# Event Explorer

Browse and analyze captured WebSocket events from Rugs.fun sessions.

In [None]:
from _paths import *
import json
from pathlib import Path
import pandas as pd
from IPython.display import display, HTML, JSON

## 1. Load Discovered Events

Load schemas and fields from the knowledge pipeline:

In [None]:
schemas = load_discovered_schemas()
fields = load_discovered_fields()

print(f"Total events discovered: {len(schemas)}")
print(f"Total field paths: {len(fields)}")

# Create event summary
event_summary = []
for event_name, schema in schemas.items():
    event_summary.append({
        'event': event_name,
        'field_count': len(schema.get('fields', {})),
        'sample_count': schema.get('sample_count', 0),
        'tier': schema.get('tier', 'OBSERVED')
    })

df_events = pd.DataFrame(event_summary)
if not df_events.empty:
    df_events = df_events.sort_values('sample_count', ascending=False)
    display(df_events)

## 2. Event Type Filter

Filter events by tier (OBSERVED, VERIFIED, CANONICAL):

In [None]:
# Filter by tier
TIER = "OBSERVED"  # Change to VERIFIED or CANONICAL

filtered = {k: v for k, v in schemas.items() if v.get('tier', 'OBSERVED') == TIER}
print(f"Events with tier '{TIER}': {len(filtered)}")

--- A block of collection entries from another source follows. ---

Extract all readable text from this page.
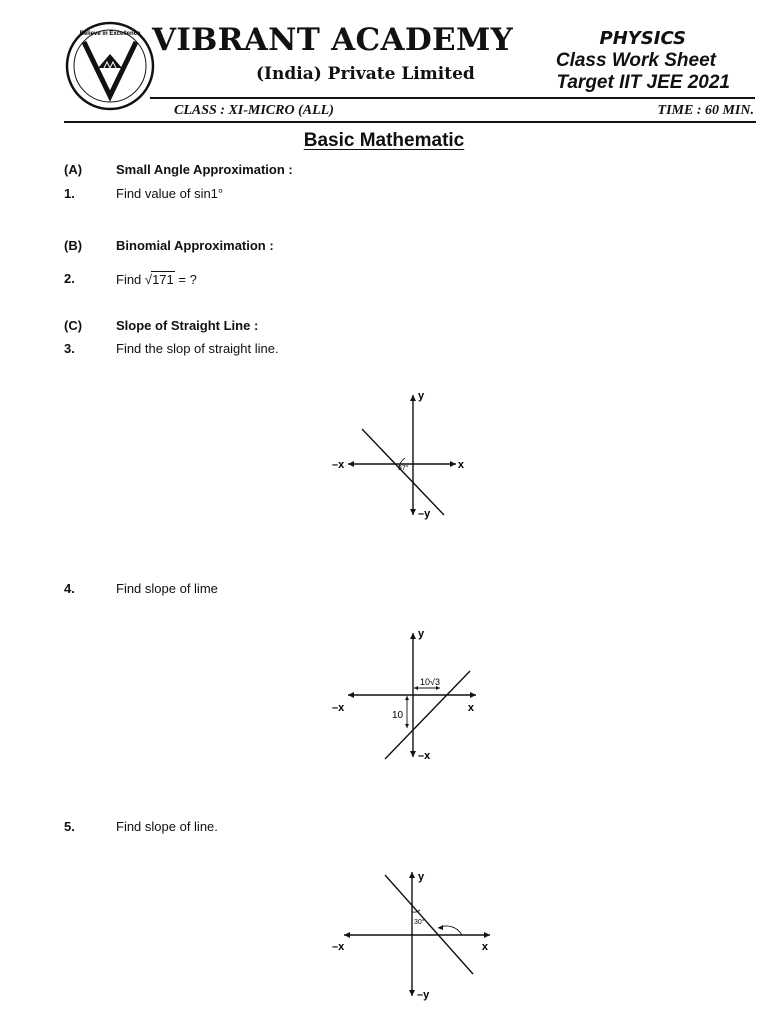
Believe in Excellence VIBRANT ACADEMY
(India) Private Limited
PHYSICS
Class Work Sheet
Target IIT JEE 2021
CLASS : XI-MICRO (ALL)	TIME : 60 MIN.
Basic Mathematic
(A)	Small Angle Approximation :
1.	Find value of sin1°
(B)	Binomial Approximation :
2.	Find √171 = ?
(C)	Slope of Straight Line :
3.	Find the slop of straight line.
y
–y
x
–x	37°
4.	Find slope of lime
y
–x
x
–x
10√3
10
5.	Find slope of line.
y
–y
x
–x
30°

for event_name in list(filtered.keys())[:10]:
    print(f"  - {event_name}")

## 3. Event Detail Inspector

Inspect a specific event's schema and sample data:

In [None]:
# Select event to inspect
EVENT_NAME = "gameStateUpdate"  # Change to inspect other events

if EVENT_NAME in schemas:
    event_schema = schemas[EVENT_NAME]
    print(f"Event: {EVENT_NAME}")
    print(f"Tier: {event_schema.get('tier', 'OBSERVED')}")
    print(f"Sample count: {event_schema.get('sample_count', 0)}")
    print(f"\nFields ({len(event_schema.get('fields', {}))}):\n")
    
    for field_path, field_info in event_schema.get('fields', {}).items():
        field_type = field_info.get('type', 'unknown')
        examples = field_info.get('examples', [])
        print(f"  {field_path}: {field_type}")
        if examples:
            print(f"    examples: {examples[:3]}")
else:
    print(f"Event '{EVENT_NAME}' not found.")
    print(f"Available events: {list(schemas.keys())[:10]}")

## 4. Field Search

Search for fields across all events:

In [None]:
# Search for fields containing a pattern
SEARCH_PATTERN = "price"  # Change to search for other fields

matches = []
for field_path, field_info in fields.items():
    if SEARCH_PATTERN.lower() in field_path.lower():
        matches.append({
            'field': field_path,
            'type': field_info.get('type', 'unknown'),
            'events': field_info.get('events', [])
        })

print(f"Fields matching '{SEARCH_PATTERN}': {len(matches)}\n")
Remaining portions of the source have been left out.